Dans l'espoir de rendre la mode "plus size" aussi attractive et riche que sa version taille 34, une poignée de professionnels de ce tout jeune secteur tentent de le dépoussiérer.
Dans l'arrière-salle d'un hôtel marseillais, Hard Out there, la chanson de Lily Allen, s'échappe de la sono. Pendant que la chanteuse britannique dénonce en musique la pression exercée sur les femmes pour se conformer aux diktats de la minceur ("si tu ne fais pas du 34, alors tu es moche", chante-t-elle, sarcastique), Blanche Kazi, elle aussi donne de la voix : "CANDIDATE SUIVANTE, S'IL VOUS PLAIT !", lance la fondatrice de la Pulp Fashion Week. Le jury, composé de cinq organisateurs ou partenaires de ce rendez-vous dédié à la mode grande taille, a fait un saut samedi 28 février dans la cité phocéenne. Organisée les 11 et 12 avril à Paris, la "Pulp", comme disent les initiés, est un évènement jeune (trois ans), encore modeste, mais ambitieux. A l'image de l'industrie qu'il entend promouvoir.

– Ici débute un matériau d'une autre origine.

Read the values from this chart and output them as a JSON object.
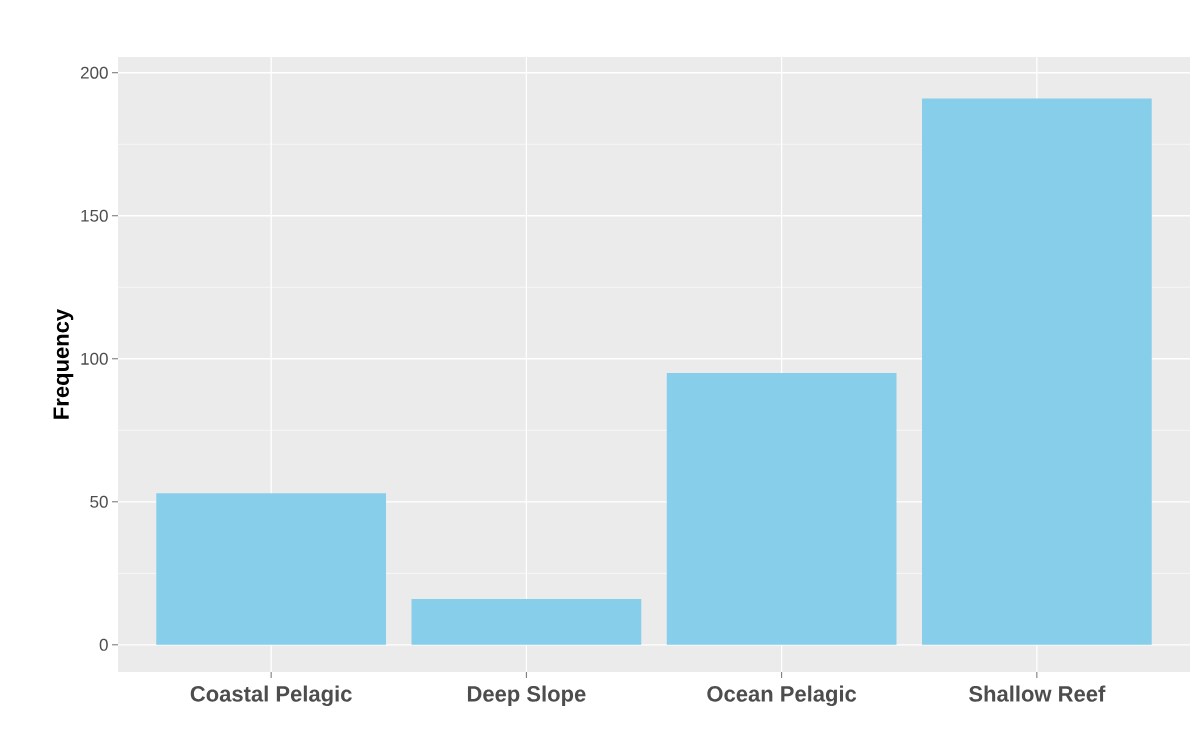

Vingt mannequins dites "plus size", soit du 40 (pas la peine de râler, c'est le barème en vigueur dans le milieu, même si la Française moyenne porte du 42) au 56, défileront pour une poignée de créateurs. Leur mission : faire rêver les fashionistas, glamouriser le monde de la grande taille et surtout, attirer les marques et les créateurs dans ce secteur longtemps méprisé par les professionnels de la mode. Bref, pas une mince affaire.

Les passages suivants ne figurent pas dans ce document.